Here, the plaintiff's submissions demonstrated, prima facie, that the defendant violated Vehicle and Traffic Law § 1142 (a) by failing to yield the right-of-way to the plaintiff's vehicle in the intersection after facing a stop sign, while the plaintiff faced no traffic control device at the intersection (see Orellana v Mendez, 208 AD3d at 890; Belle-Fleur v Desriviere, 178 AD3d 993, 995 [2019]; Balladares v City of New York, 177 AD3d 942, 944 [2019]; Enriquez v Joseph, 169 AD3d 1008, 1009 [2019]).

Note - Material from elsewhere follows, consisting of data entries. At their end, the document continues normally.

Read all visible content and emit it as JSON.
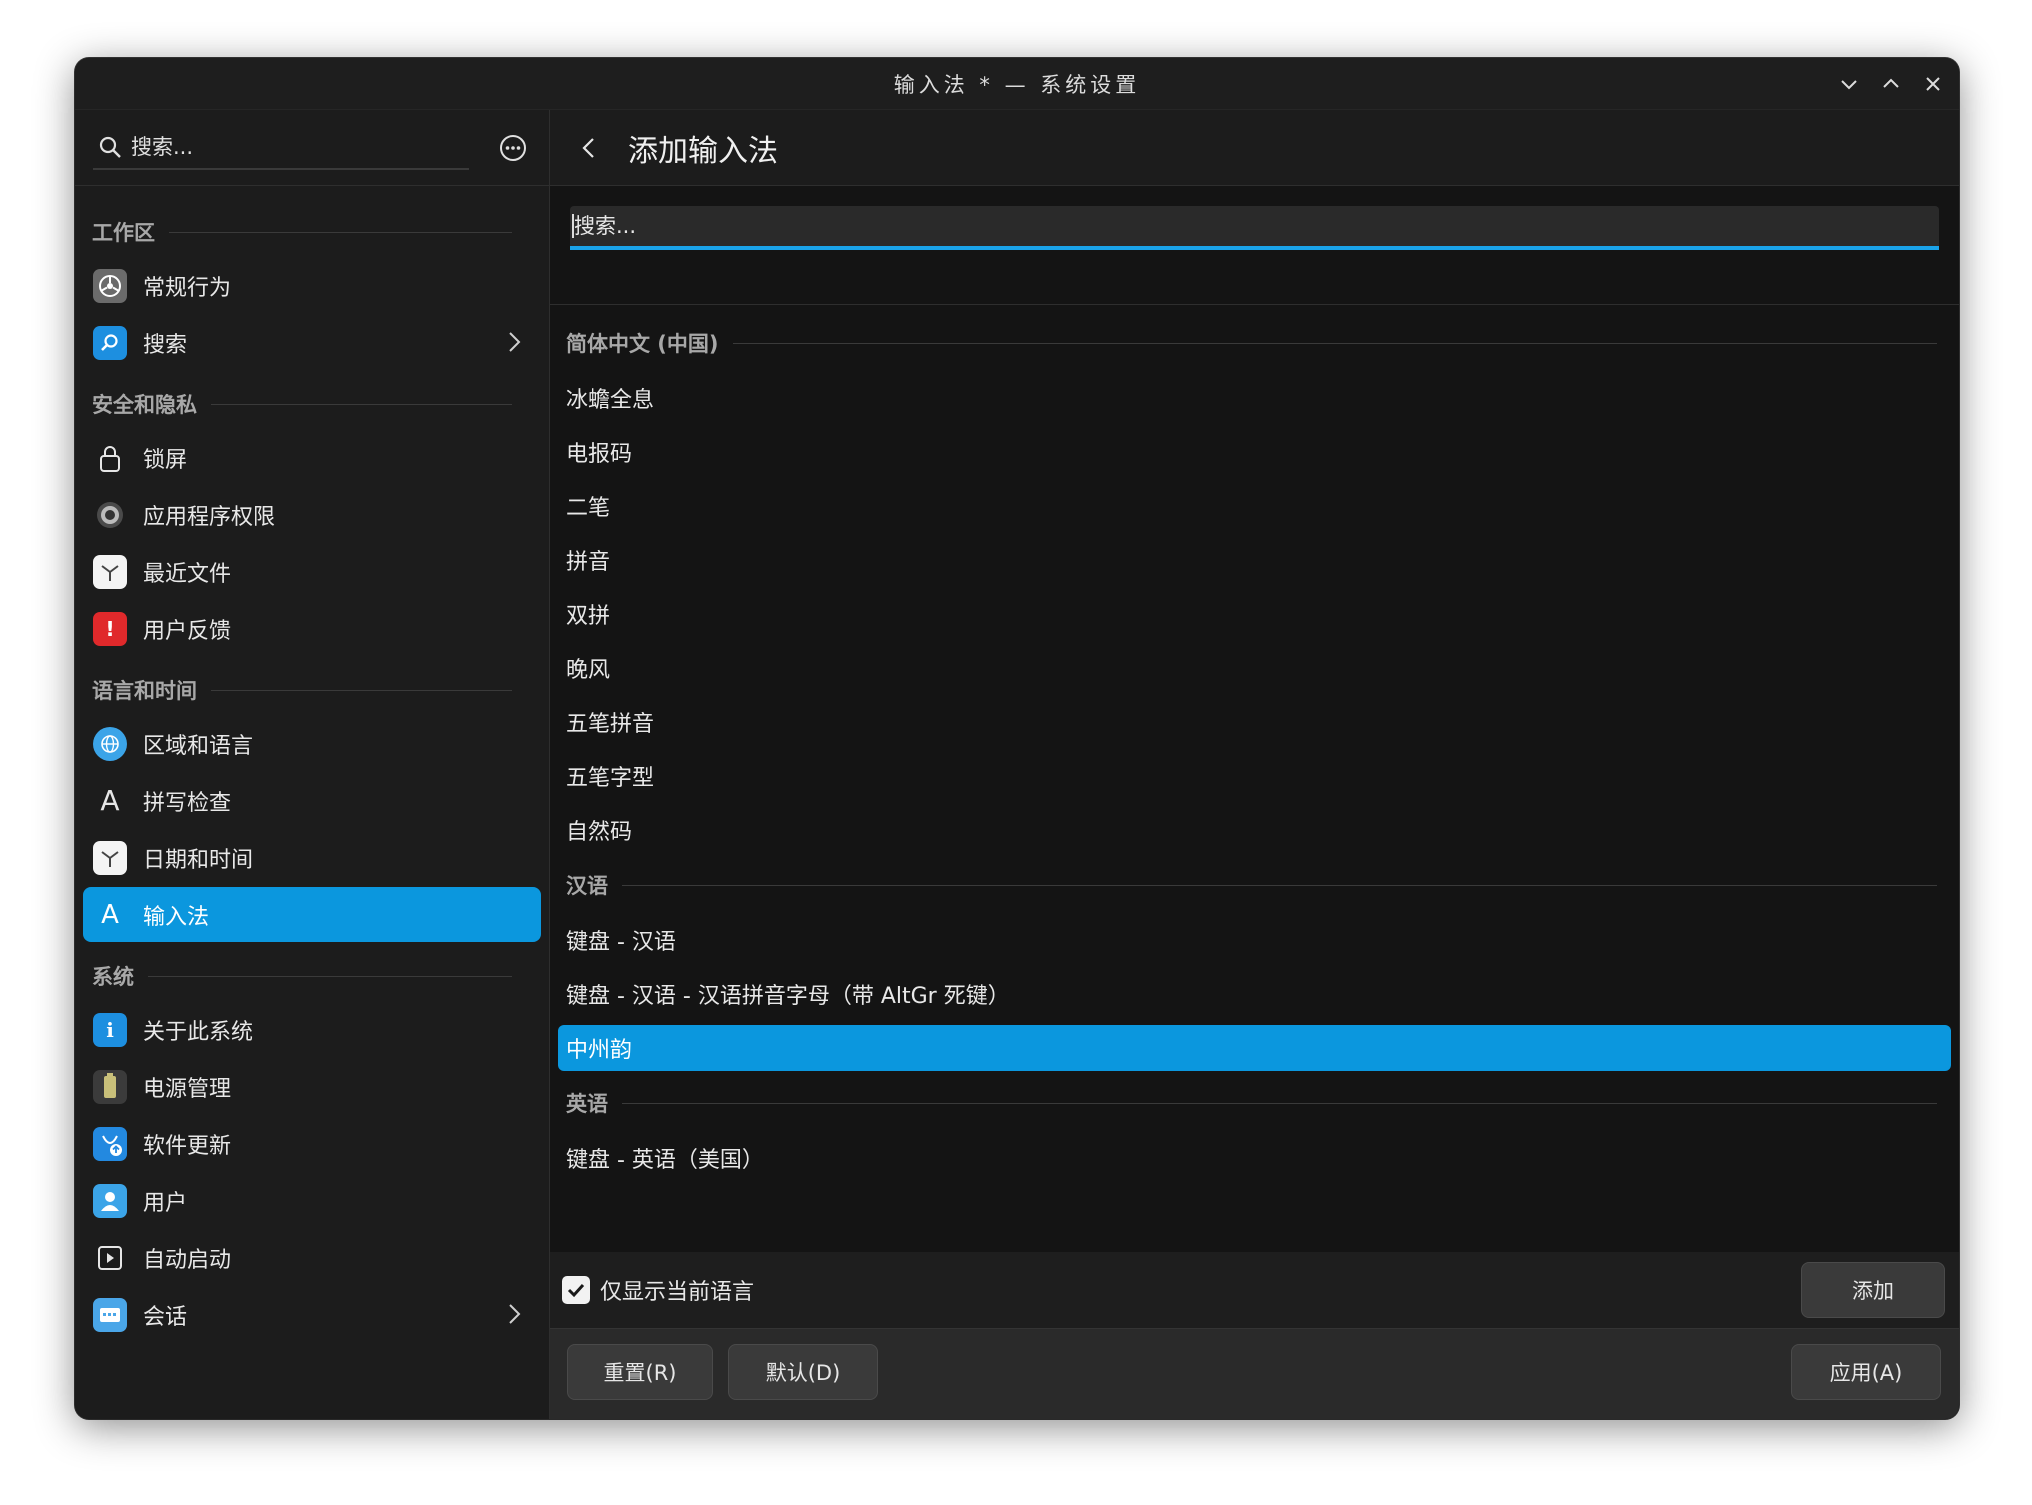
{
  "window": {
    "title": "输入法 * — 系统设置"
  },
  "sidebar": {
    "search_placeholder": "搜索...",
    "sections": [
      {
        "header": "工作区",
        "items": [
          {
            "label": "常规行为",
            "icon": "general-behavior-icon"
          },
          {
            "label": "搜索",
            "icon": "search-icon",
            "has_chevron": true
          }
        ]
      },
      {
        "header": "安全和隐私",
        "items": [
          {
            "label": "锁屏",
            "icon": "lock-icon"
          },
          {
            "label": "应用程序权限",
            "icon": "app-permissions-icon"
          },
          {
            "label": "最近文件",
            "icon": "recent-files-icon"
          },
          {
            "label": "用户反馈",
            "icon": "feedback-icon"
          }
        ]
      },
      {
        "header": "语言和时间",
        "items": [
          {
            "label": "区域和语言",
            "icon": "globe-icon"
          },
          {
            "label": "拼写检查",
            "icon": "spellcheck-icon"
          },
          {
            "label": "日期和时间",
            "icon": "clock-icon"
          },
          {
            "label": "输入法",
            "icon": "input-method-icon",
            "active": true
          }
        ]
      },
      {
        "header": "系统",
        "items": [
          {
            "label": "关于此系统",
            "icon": "info-icon"
          },
          {
            "label": "电源管理",
            "icon": "battery-icon"
          },
          {
            "label": "软件更新",
            "icon": "software-update-icon"
          },
          {
            "label": "用户",
            "icon": "user-icon"
          },
          {
            "label": "自动启动",
            "icon": "autostart-icon"
          },
          {
            "label": "会话",
            "icon": "session-icon",
            "has_chevron": true
          }
        ]
      }
    ]
  },
  "main": {
    "title": "添加输入法",
    "search_placeholder": "搜索...",
    "groups": [
      {
        "header": "简体中文 (中国)",
        "items": [
          "冰蟾全息",
          "电报码",
          "二笔",
          "拼音",
          "双拼",
          "晚风",
          "五笔拼音",
          "五笔字型",
          "自然码"
        ]
      },
      {
        "header": "汉语",
        "items": [
          "键盘 - 汉语",
          "键盘 - 汉语 - 汉语拼音字母（带 AltGr 死键）",
          "中州韵"
        ]
      },
      {
        "header": "英语",
        "items": [
          "键盘 - 英语（美国）"
        ]
      }
    ],
    "selected_item": "中州韵",
    "only_current_language_label": "仅显示当前语言",
    "only_current_language_checked": true,
    "add_button": "添加"
  },
  "footer": {
    "reset_button": "重置(R)",
    "default_button": "默认(D)",
    "apply_button": "应用(A)"
  },
  "colors": {
    "accent": "#0b97de",
    "window_bg": "#141414",
    "sidebar_bg": "#1c1c1c"
  }
}
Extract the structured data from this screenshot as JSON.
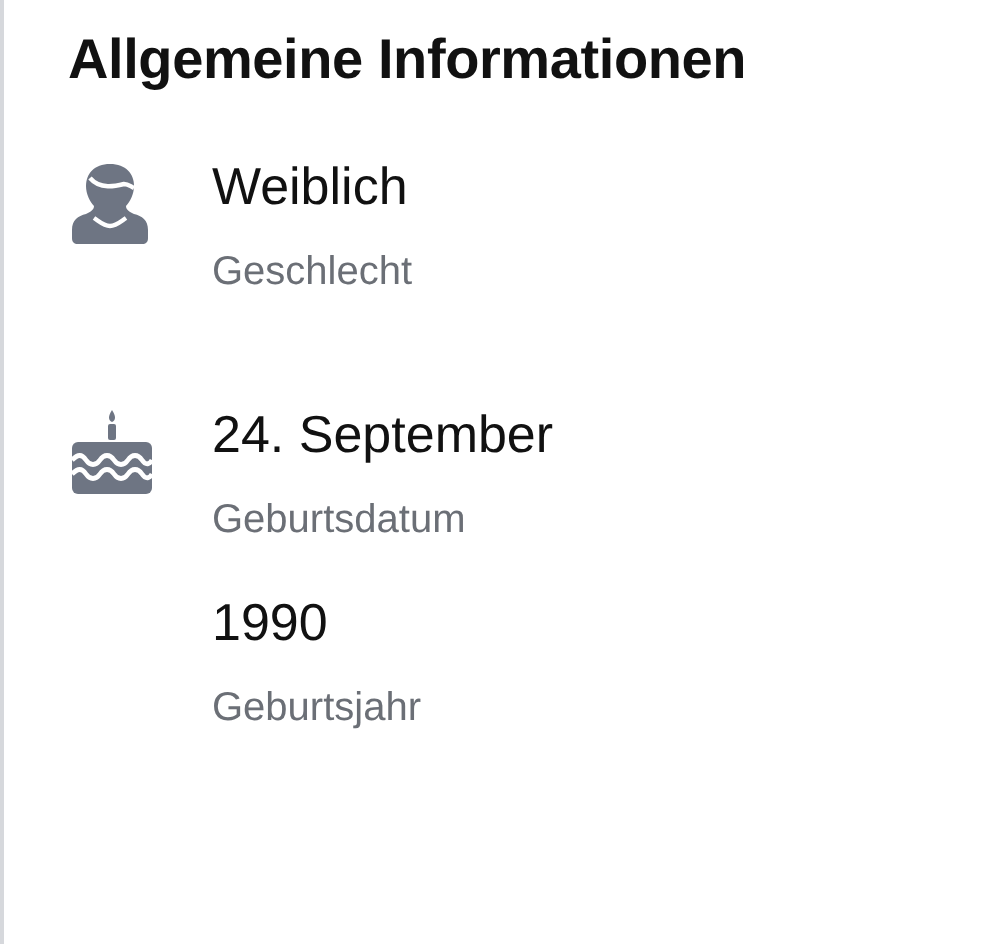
{
  "section": {
    "title": "Allgemeine Informationen"
  },
  "items": [
    {
      "kind": "gender",
      "value": "Weiblich",
      "label": "Geschlecht"
    },
    {
      "kind": "birthday",
      "value": "24. September",
      "label": "Geburtsdatum"
    },
    {
      "kind": "year",
      "value": "1990",
      "label": "Geburtsjahr"
    }
  ]
}
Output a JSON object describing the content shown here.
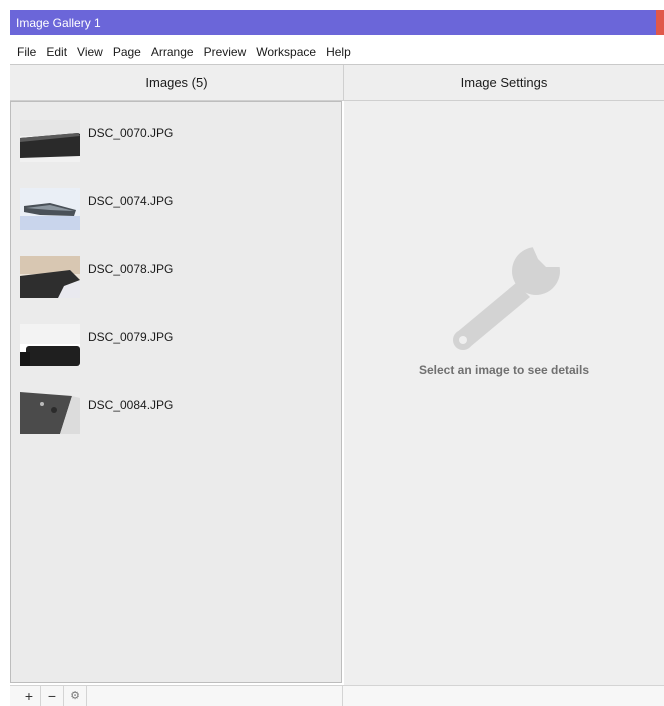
{
  "window": {
    "title": "Image Gallery 1"
  },
  "menu": [
    "File",
    "Edit",
    "View",
    "Page",
    "Arrange",
    "Preview",
    "Workspace",
    "Help"
  ],
  "images_panel": {
    "header": "Images (5)",
    "items": [
      {
        "name": "DSC_0070.JPG"
      },
      {
        "name": "DSC_0074.JPG"
      },
      {
        "name": "DSC_0078.JPG"
      },
      {
        "name": "DSC_0079.JPG"
      },
      {
        "name": "DSC_0084.JPG"
      }
    ]
  },
  "settings_panel": {
    "header": "Image Settings",
    "placeholder": "Select an image to see details"
  },
  "toolbar": {
    "add_label": "+",
    "remove_label": "−",
    "options_label": "⚙"
  },
  "colors": {
    "titlebar": "#6b66d9",
    "close": "#e0584a",
    "panel_bg": "#ebebeb",
    "wrench": "#d3d3d3"
  }
}
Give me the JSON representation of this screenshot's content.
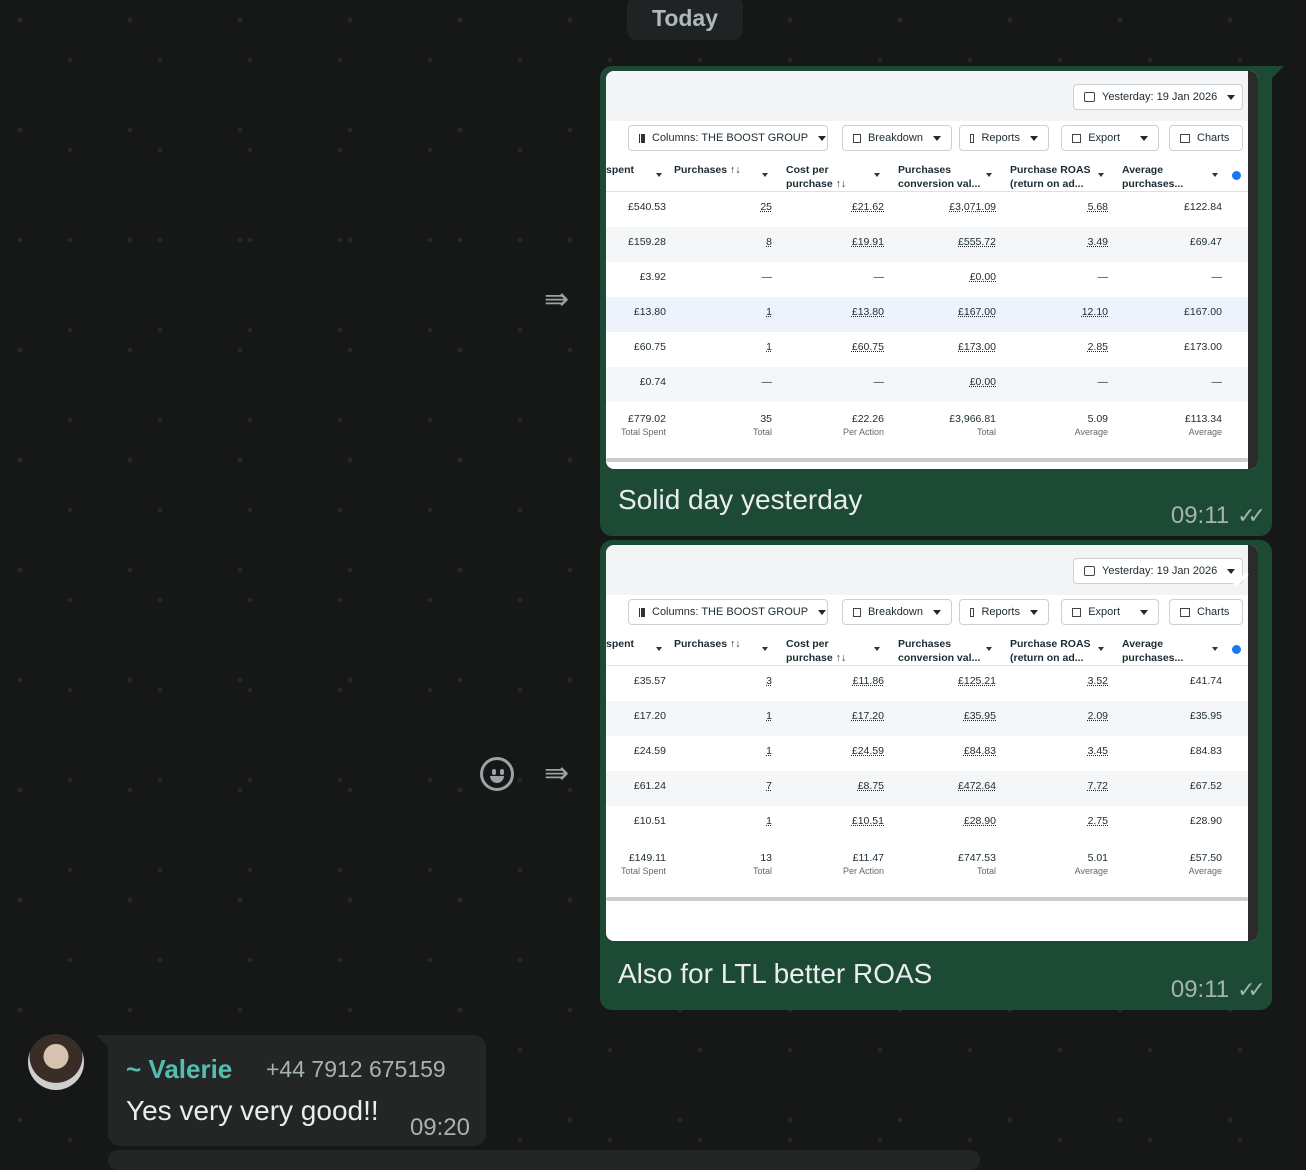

In opposition to the plaintiff's prima facie showing, the defendant failed to offer a nonnegligent explanation for his violation of Vehicle and Traffic Law § 1142 (a) (see Orellana v Mendez, 208 AD3d at 890). Accordingly, the Supreme Court should have granted the plaintiff's cross-motion for summary judgment on the issue of liability against the defendant.
The parties' remaining contentions are either without merit or need not be reached in light of our determination. Barros, J.P., Genovesi, Dowling and Voutsinas, JJ., concur.